Gioele adora la nostra lupa. Il primo pensiero alla mattina è per lei; la chiama e la saluta affettuosamente. Si stende sul pavimento e la abbraccia.
Nel vederlo avvinghiato al cane, mio marito Stefano, ieri, gli ha detto:
“Siete proprio culo e camicia!”
Gioele si alza, guarda il padre e ribatte scocciato:
“No io non solo il culo! Non è proprio carino, papà chiamarmi cosi!”
A quel punto, gli abbiamo spiegato per bene il detto…ma un po’ si è offeso lo stesso.
Chissà se per una cosa così, da grande, dirà ai suoi figli: “Mi chiamavano culo…”
Si dice sempre “poveri figli”, ma mai “poveri genitori”.
Quando Martino e Ginevra erano alle elementari, ho preparato loro, 4 o 5 volte al massimo per circa due mesi, una crema di zucchine normalissima e poi non l’ho più fatto. L’altro giorno, a tavola, tutti insieme, hanno raccontato ai fratelli la bontà di questo piatto dicendomi: “Mamma, ti ricordi che quando eravamo piccoli ci facevi sempre quella buonissima crema di zucchine?”
Ho tentato di dire che era successo 4 o 5 volte ma nessuno dei due mi ha creduto.
Entrambi si ricordavano che era accaduto “sempre” per tutta la loro infanzia. Questo mostra quanto poco possiamo attenerci ai nostri ricordi.
Racconteranno ai loro figli che li ho cresciuti a crema di zucchine e che era buonissima…quando invece l’ho fatto solo per due mesi, al massimo 5 volte e veramente non era niente di speciale.
Chissà quanti altri ricordi avranno totalmente diversi da come ce li ricordiamo noi.
E chissà quanti ricordi abbiamo noi diversi da come i nostri genitori ricordano gli stessi eventi.
Cosa ci ricordiamo dei primi 10 anni della nostra vita?
100 fotogrammi? Mi dicono che è perfino tanto e che in genere sono molti meno. Ma mettiamo che siano 100 ricordi.
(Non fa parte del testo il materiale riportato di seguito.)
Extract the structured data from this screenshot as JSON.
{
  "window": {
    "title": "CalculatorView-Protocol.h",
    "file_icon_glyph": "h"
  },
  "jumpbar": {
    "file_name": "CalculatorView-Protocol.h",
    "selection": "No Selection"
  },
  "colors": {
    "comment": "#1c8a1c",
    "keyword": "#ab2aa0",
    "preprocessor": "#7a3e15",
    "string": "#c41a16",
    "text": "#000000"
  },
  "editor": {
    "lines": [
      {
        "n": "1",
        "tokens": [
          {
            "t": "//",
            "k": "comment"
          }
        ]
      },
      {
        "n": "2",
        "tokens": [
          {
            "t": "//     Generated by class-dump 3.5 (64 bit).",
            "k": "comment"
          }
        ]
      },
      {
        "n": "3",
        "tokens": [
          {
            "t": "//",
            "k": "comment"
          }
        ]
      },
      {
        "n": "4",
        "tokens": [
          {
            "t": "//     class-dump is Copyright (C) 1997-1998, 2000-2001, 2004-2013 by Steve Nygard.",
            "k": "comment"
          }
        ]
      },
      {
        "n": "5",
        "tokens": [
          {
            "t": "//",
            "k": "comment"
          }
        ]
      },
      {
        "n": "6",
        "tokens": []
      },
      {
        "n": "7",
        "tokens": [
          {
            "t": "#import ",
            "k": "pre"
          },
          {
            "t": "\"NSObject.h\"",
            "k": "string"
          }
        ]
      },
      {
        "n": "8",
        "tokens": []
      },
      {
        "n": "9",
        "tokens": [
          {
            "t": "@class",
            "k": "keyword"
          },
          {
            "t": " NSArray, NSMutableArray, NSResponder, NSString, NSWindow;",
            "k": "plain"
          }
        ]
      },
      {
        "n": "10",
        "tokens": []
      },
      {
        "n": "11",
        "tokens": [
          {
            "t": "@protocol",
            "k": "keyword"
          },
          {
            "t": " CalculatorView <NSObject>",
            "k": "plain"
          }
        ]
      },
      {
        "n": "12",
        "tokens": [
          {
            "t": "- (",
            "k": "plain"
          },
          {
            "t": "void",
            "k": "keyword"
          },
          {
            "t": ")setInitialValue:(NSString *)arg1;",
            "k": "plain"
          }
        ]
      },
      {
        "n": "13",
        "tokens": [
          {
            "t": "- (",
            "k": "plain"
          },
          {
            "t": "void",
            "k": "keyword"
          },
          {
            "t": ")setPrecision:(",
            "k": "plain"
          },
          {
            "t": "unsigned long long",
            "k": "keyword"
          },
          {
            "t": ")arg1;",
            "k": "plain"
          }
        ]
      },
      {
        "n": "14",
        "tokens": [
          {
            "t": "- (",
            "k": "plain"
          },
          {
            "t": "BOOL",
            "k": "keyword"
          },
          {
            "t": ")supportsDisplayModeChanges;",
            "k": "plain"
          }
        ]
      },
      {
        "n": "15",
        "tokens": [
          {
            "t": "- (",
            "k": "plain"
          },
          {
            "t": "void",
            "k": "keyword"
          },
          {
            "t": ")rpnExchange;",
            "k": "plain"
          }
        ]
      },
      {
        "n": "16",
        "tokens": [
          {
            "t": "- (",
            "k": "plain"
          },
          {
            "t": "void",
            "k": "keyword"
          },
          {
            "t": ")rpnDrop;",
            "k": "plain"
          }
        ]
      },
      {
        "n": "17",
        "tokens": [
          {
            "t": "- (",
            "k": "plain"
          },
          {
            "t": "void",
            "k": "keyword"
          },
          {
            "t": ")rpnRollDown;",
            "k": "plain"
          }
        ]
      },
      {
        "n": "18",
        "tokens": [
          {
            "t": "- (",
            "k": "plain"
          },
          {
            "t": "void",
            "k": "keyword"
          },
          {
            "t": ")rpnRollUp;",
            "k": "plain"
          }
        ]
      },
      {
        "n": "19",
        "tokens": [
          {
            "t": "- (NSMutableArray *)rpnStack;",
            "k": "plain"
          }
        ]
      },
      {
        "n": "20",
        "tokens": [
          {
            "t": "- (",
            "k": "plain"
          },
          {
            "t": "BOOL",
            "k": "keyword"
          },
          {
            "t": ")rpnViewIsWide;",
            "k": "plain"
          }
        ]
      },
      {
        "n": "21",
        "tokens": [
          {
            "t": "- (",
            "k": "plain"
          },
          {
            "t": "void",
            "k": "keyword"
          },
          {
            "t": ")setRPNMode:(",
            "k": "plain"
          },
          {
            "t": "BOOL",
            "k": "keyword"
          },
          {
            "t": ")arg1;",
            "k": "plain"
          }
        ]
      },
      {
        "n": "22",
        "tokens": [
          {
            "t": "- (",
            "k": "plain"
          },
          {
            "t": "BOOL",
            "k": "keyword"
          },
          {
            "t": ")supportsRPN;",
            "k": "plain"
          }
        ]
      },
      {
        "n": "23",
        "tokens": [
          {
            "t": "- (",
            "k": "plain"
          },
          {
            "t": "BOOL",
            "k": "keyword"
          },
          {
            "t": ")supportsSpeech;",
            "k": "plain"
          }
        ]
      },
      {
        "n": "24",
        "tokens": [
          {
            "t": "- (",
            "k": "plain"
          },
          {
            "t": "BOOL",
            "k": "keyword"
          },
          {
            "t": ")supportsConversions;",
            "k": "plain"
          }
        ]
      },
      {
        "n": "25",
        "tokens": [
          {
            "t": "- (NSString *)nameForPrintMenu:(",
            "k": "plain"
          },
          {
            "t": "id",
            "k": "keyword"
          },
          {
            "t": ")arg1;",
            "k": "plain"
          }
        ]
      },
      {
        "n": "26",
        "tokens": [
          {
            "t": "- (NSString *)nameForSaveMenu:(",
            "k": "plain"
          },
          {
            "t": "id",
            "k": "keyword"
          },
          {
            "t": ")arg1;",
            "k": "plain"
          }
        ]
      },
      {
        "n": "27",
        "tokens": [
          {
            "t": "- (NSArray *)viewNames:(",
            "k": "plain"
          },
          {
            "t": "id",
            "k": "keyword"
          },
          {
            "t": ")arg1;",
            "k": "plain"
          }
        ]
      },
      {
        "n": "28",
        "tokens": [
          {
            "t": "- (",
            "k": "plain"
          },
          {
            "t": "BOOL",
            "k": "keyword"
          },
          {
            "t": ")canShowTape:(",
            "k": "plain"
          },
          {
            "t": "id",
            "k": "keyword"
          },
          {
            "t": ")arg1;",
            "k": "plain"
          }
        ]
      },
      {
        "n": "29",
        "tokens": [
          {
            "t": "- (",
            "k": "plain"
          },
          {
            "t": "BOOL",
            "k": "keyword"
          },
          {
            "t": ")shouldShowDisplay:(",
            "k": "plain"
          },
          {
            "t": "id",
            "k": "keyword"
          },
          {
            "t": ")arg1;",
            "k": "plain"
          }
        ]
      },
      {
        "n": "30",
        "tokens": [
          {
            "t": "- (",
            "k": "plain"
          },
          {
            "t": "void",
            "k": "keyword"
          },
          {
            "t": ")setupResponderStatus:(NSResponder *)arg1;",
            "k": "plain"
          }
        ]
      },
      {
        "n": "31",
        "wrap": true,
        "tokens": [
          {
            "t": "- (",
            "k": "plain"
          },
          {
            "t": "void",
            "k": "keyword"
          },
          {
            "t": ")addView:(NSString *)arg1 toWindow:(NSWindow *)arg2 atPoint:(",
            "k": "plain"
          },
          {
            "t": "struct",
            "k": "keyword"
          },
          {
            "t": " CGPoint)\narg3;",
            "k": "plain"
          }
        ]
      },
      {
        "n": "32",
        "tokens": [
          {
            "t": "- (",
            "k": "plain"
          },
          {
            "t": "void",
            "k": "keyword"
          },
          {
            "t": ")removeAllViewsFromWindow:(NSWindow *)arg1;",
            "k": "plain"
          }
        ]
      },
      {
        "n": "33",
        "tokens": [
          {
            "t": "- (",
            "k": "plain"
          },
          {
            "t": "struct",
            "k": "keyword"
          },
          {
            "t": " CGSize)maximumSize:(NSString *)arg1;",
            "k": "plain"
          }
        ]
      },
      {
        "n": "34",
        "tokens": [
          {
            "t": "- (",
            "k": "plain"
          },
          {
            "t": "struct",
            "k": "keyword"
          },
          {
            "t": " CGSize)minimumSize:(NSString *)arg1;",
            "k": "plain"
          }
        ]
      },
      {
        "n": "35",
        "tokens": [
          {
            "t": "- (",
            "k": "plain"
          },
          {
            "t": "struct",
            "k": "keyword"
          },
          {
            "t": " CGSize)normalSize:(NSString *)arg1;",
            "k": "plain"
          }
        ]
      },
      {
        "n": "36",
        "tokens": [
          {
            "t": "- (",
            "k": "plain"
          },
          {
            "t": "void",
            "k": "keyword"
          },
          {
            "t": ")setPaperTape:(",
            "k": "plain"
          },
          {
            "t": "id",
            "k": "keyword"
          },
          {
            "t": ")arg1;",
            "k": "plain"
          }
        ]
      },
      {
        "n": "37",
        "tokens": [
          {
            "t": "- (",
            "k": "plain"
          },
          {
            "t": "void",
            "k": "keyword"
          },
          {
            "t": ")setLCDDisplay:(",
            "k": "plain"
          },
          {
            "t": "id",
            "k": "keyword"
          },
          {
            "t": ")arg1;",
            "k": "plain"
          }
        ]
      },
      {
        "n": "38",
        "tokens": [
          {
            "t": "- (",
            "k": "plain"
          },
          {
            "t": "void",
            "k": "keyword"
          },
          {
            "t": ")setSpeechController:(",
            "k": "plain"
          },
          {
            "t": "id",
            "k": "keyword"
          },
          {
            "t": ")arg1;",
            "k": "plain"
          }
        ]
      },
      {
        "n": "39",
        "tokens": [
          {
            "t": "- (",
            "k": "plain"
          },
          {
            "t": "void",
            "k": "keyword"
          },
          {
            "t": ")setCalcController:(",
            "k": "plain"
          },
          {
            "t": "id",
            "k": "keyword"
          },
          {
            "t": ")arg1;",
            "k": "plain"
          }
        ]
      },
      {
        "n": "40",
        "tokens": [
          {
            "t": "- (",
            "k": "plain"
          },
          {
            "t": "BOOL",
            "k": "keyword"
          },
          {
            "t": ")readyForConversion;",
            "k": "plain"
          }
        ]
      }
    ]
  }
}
In 10 anni accadono tante cose, eventi, situazioni, momenti diversi da loro, ma noi ne ricordiamo solo una piccolissima parte.
Emerge alla memoria magari, quando nostra madre ci ha dato una sculacciata ma non quando ci ha abbracciato.
Mi chiedo se i miei figli, a 40, pensando ai loro primi 10 anni, che ricordi avranno.
Mi chiedo se emergeranno quelli in cui li ho sgridati oppure quelli in cui li ho abbracciati, coccolati e sostenuti.
Da cosa dipende se ricorderanno gli uni o gli altri?
Forse dal modo in cui ho Visto ognuno di loro? Soprattutto se si sono sentiti Visti…
Forse dall’apertura o chiusura che sono riuscita ad offrire?
E se non ci fosse una realtà oggettiva ma solo quello che siamo in grado di vedere?
E se la realtà fosse una forma in continuo mutamento?
E se diventasse visibile a noi solo quello che siamo in grado di credere possibile tra le infinite possibilità di realtà?
E se il passato, presente e futuro non fossero altro che un ologramma che si muove incessantemente, modificabile di continuo in base al punto da cui lo osserviamo?
Ok quindi, se fosse che la cosa più importante è prendere consapevolezza del punto da cui sto guardando passato, presente e futuro? E che, modificando quello, vedo altro?
Questo vuol dire che se guardo da un’immagine di me arrabbiata e tesa oppure se guardo da una serena, gentile e accogliente…tutto cambia…passato, presente e futuro?
Allora diventerebbe fondamentale prendere consapevolezza dello “sguardo con cui guardo” più che del “cosa vedo”.